Der Grund für solche Konstruktionen? Nun, ein Grund ist die häufig teure und schwierige Gestaltung echter Beteiligungen. Dies könnte man noch verstehen. Allerdings steckt dahinter auch ein ausdrücklicher Wunsch, die MitarbeiterInnen zwar finanziell zu verlocken, aber ihnen keine Mitspracherechte einzuräumen. Da wird letztlich ziemlich deutlich, was die GründerInnen wirklich von ArbeitnehmerInnen halten: Gebraucht werden wir schon, und wir sollen auch möglichst billig arbeiten, aber Fragen der technischen oder wirtschaftlichen Entwicklung mit unsereins „auf Augenhöhe“ zu besprechen und zu entscheiden – das wird offenbar als Zeitverschwendung betrachtet.

Korrekter Anteil

Und gerade „Jungunternehmer“ mit so einer Geisteshaltung scheitern ganz besonders häufig: an ihrer eigenen Überheblichkeit. Natürlich: Kollektivvertragliche Mindestgehälter müssen ohnedies in allen Fällen gezahlt werden, unter dieses Niveau zu gehen ist immer rechtswidrig und rechtsunwirksam.
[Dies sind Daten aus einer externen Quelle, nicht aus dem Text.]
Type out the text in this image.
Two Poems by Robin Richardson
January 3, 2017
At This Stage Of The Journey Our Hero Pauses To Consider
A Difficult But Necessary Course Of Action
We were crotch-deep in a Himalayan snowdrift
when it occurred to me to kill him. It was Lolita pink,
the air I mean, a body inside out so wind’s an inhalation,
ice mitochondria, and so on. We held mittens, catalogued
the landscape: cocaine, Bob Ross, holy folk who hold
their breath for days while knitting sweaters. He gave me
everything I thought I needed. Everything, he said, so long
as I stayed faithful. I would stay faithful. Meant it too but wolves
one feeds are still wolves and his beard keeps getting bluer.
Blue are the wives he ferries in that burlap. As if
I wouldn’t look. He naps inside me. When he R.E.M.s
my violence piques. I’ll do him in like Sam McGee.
Das gilt auch dann, wenn die wunderschönste „Beteiligungs“-Prämie für den Fall eines erfolgreichen Verkaufes zugesagt wird. Aber in aller Regel liegen die marktüblichen Gehälter höher, gerade in jenen Branchen, in denen Start-ups häufig sind, wie in der IT oder der Medizintechnik. Von einem „geschenkten Gaul“, dem man nicht ins Maul schaut, könnte man nur sprechen, wenn zusätzlich zu einem absolut marktkonformen, überkollektivvertraglichen Gehalt und der korrekten Bezahlung aller Überstunden noch eine Virtual Stock Option käme. Das wäre ein Gratis-Los – und dagegen, aber wirklich nur dagegen, spricht natürlich nichts.